To train this model, I added teacher logits to the all-nli dataset `dleemiller/all-nli-distill` from the
`dleemiller/ModernCE-large-nli` model. This significantly improves performance above standard training.
This 17m architecture is based on ModernBERT and is an excellent candidate for lightweight **CPU inference**.
---
## Features
- **High performing:** Achieves **80.47%** and **86.95%** (Micro F1) on MNLI mismatched and SNLI test.
- **Efficient architecture:** Based on the Ettin-17m encoder design (17M parameters), offering faster inference speeds.

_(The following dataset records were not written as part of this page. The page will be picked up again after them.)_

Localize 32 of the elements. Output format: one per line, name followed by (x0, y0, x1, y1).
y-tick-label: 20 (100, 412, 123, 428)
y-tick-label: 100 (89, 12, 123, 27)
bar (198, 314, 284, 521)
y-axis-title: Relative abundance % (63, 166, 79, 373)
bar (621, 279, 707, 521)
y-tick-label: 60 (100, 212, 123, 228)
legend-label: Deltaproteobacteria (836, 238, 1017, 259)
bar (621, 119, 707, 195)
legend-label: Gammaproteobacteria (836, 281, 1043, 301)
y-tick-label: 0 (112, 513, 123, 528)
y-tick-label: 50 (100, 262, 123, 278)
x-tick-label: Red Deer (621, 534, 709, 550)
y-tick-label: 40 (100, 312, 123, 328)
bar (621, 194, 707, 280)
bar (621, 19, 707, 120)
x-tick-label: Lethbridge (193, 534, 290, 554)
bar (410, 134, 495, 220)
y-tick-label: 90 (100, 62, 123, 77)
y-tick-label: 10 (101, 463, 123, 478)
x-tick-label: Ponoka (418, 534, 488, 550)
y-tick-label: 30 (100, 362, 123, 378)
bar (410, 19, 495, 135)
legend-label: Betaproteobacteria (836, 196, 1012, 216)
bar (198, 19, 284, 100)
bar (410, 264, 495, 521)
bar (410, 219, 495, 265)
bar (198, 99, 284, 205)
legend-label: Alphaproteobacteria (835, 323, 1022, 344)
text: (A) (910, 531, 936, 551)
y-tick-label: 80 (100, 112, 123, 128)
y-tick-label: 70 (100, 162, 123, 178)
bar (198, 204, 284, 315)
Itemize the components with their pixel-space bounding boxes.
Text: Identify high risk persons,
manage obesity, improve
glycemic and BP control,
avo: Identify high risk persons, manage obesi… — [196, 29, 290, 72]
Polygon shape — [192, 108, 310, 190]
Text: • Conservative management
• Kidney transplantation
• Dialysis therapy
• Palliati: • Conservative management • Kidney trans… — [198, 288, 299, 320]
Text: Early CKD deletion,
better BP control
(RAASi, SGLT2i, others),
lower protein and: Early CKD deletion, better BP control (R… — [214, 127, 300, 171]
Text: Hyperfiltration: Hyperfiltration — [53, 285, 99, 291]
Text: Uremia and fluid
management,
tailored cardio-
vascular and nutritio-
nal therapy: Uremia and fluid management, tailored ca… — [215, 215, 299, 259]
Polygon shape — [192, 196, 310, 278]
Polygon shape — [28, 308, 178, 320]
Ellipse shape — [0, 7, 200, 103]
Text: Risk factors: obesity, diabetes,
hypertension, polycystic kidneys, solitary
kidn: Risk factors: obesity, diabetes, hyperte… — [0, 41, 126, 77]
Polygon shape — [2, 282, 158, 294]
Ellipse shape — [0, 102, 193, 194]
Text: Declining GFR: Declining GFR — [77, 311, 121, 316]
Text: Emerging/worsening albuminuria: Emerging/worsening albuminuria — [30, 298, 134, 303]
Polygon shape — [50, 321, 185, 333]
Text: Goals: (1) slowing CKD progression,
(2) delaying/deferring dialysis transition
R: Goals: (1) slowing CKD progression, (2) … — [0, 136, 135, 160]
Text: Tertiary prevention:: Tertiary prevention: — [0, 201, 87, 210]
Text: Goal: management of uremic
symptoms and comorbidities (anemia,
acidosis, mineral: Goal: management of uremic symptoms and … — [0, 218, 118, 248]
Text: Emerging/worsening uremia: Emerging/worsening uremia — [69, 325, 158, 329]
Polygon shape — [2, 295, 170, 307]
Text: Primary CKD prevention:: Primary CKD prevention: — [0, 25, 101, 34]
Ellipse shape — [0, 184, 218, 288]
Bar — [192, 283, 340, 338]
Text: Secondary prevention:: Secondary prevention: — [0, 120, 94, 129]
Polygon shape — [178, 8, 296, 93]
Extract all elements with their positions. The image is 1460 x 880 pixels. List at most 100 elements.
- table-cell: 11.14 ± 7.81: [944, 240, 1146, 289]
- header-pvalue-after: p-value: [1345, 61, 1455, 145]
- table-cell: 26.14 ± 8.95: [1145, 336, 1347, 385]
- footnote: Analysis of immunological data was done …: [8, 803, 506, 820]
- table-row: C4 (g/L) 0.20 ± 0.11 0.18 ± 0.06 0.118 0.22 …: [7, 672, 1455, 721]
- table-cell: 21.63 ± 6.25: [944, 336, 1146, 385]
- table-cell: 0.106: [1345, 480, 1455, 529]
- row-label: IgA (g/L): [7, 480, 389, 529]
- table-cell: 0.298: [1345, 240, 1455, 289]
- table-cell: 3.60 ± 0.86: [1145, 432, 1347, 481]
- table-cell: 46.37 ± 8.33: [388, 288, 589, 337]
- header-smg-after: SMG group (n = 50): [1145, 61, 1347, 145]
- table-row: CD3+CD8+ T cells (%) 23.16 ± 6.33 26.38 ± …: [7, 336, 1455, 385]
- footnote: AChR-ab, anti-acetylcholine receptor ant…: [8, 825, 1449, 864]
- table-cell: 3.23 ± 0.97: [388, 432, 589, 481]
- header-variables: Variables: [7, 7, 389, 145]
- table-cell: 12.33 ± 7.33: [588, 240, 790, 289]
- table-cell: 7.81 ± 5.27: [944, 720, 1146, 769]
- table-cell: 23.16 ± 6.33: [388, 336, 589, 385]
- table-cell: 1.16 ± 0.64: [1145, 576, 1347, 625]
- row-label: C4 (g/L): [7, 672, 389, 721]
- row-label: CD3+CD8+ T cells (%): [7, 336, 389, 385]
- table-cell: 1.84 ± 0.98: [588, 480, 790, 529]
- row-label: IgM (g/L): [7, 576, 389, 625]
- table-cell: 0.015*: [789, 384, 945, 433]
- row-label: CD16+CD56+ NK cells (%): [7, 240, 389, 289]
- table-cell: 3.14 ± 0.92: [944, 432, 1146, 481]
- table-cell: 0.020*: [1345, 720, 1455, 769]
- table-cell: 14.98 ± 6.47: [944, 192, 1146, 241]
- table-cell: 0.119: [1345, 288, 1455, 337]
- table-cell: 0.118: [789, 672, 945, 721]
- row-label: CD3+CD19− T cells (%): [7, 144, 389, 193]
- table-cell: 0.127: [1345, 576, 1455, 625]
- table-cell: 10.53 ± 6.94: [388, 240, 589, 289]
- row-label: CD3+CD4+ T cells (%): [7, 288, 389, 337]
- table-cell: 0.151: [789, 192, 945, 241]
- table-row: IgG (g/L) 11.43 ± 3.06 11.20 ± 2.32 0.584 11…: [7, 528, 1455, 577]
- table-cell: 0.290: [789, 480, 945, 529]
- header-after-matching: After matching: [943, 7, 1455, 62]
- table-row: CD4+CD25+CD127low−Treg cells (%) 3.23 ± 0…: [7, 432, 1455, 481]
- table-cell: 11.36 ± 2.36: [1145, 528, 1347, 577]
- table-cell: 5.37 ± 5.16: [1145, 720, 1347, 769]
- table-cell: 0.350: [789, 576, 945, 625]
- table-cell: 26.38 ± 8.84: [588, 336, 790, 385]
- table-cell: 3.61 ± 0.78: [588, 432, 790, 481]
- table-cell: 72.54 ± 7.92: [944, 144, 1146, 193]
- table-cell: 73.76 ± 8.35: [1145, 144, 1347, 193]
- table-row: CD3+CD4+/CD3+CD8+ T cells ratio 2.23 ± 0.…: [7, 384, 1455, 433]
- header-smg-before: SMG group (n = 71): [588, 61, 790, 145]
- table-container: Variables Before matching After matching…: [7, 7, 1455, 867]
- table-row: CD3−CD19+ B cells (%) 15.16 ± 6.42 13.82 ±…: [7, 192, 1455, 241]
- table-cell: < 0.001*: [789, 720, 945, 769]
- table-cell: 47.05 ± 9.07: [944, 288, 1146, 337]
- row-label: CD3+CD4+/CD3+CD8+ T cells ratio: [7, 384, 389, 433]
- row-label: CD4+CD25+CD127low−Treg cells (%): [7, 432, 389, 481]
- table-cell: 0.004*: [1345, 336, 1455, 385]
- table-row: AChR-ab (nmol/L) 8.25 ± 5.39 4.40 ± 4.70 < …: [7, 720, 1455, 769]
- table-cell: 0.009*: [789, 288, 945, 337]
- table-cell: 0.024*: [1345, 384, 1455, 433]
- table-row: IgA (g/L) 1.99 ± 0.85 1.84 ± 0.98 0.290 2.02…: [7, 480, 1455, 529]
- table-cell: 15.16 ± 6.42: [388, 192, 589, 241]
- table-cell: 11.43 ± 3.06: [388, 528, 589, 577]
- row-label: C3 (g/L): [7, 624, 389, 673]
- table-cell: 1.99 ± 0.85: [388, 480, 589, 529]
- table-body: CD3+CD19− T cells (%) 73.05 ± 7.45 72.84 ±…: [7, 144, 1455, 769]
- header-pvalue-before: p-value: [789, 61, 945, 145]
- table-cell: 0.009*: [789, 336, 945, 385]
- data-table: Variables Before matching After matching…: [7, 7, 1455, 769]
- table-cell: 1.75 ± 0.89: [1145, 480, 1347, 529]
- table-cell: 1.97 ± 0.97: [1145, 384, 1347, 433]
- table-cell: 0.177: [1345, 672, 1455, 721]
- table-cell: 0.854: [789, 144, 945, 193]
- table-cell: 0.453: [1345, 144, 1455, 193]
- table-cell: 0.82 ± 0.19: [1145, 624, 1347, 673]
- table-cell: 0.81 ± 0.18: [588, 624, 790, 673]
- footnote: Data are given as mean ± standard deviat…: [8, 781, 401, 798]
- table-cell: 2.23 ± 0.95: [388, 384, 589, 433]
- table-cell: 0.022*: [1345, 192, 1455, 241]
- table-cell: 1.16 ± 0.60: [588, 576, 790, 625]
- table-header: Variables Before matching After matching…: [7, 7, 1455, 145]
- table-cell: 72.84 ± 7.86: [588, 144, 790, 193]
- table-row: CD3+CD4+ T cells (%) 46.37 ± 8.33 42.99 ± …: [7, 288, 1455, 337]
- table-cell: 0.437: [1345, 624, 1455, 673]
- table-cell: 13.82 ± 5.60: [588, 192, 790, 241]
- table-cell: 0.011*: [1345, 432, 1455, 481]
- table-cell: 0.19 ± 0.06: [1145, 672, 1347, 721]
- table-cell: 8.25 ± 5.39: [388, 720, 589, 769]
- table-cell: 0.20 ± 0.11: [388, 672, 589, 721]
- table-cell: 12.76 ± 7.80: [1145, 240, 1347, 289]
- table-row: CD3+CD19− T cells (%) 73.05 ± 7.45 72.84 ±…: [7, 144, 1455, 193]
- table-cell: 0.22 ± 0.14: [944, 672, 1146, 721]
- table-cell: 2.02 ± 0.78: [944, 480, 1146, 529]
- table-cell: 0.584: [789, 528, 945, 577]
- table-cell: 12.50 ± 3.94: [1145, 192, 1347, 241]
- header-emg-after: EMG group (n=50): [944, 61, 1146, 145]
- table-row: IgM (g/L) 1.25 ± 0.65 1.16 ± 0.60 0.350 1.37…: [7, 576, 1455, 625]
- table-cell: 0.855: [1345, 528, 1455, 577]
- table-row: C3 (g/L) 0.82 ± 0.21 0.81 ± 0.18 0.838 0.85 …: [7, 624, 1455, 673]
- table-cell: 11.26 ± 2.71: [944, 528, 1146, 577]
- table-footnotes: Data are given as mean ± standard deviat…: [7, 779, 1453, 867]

- **Extended context length:** Processes sequences up to 8192 tokens, great for LLM output evals.
---
## Performance
| Model | MNLI Mismatched | SNLI Test | Context Length | # Parameters |
|---------------------------|-------------------|--------------|----------------|----------------|
| `dleemiller/ModernCE-large-nli` | **0.9202** | 0.9110 | 8192 | 395M |
| `dleemiller/ModernCE-base-nli` | 0.9034 | 0.9025 | 8192 | 149M |
| `cross-encoder/deberta-v3-large` | 0.9049 | 0.9220 | 512 | 435M |
| `cross-encoder/deberta-v3-base` | 0.9004 | 0.9234 | 512 | 184M |
| `cross-encoder/nli-distilroberta-base` | 0.8398 | 0.8838 | 512 | 82M |
| `dleemiller/EttinX-nli-xxs` | 0.8047 | 0.8695 | 8192 | 17M |
---
## Usage
To use EttinX for NLI tasks, you can load the model with the Hugging Face `sentence-transformers` library:
```python
from sentence_transformers import CrossEncoder
# Load EttinX model
model = CrossEncoder("dleemiller/EttinX-nli-xxs")
scores = model.predict([
('A man is eating pizza', 'A man eats something'),
('A black race car starts up in front of a crowd of people.', 'A man is driving down a lonely road.')
])
# Convert scores to labels
label_mapping = ['contradiction', 'entailment', 'neutral']
labels = [label_mapping[score_max] for score_max in scores.argmax(axis=1)]
# ['entailment', 'contradiction']
```
---
## Training Details
### Pretraining
We initialize the `` weights.
Details:
- Batch size: 512
- Learning rate: 1e-4
- **Attention Dropout:** attention dropout 0.1
### Fine-Tuning
Fine-tuning was performed on the `dleemiller/all-nli-distill` dataset.
### Validation Results
The model achieved the following test set micro f1 performance after fine-tuning:
- **MNLI Unmatched:** 0.8047
- **SNLI:** 0.8695
---
## Model Card
- **Architecture:** Ettin-encoder-17m
- **Fine-Tuning Data:** `dleemiller/all-nli-distill`
---
## Thank You
Thanks to the Johns Hopkins team for providing the ModernBERT models, and the Sentence Transformers team for their leadership in transformer encoder models.
---
## Citation
If you use this model in your research, please cite:
```bibtex
@misc{moderncenli2025,
author = {Miller, D. Lee},
title = {EttinX NLI: An NLI cross encoder model},
year = {2025},
publisher = {Hugging Face Hub},
url = {https://huggingface.co/dleemiller/EttinX-nli-xxs},
}
```
---
## License
This model is licensed under the [MIT License](LICENSE).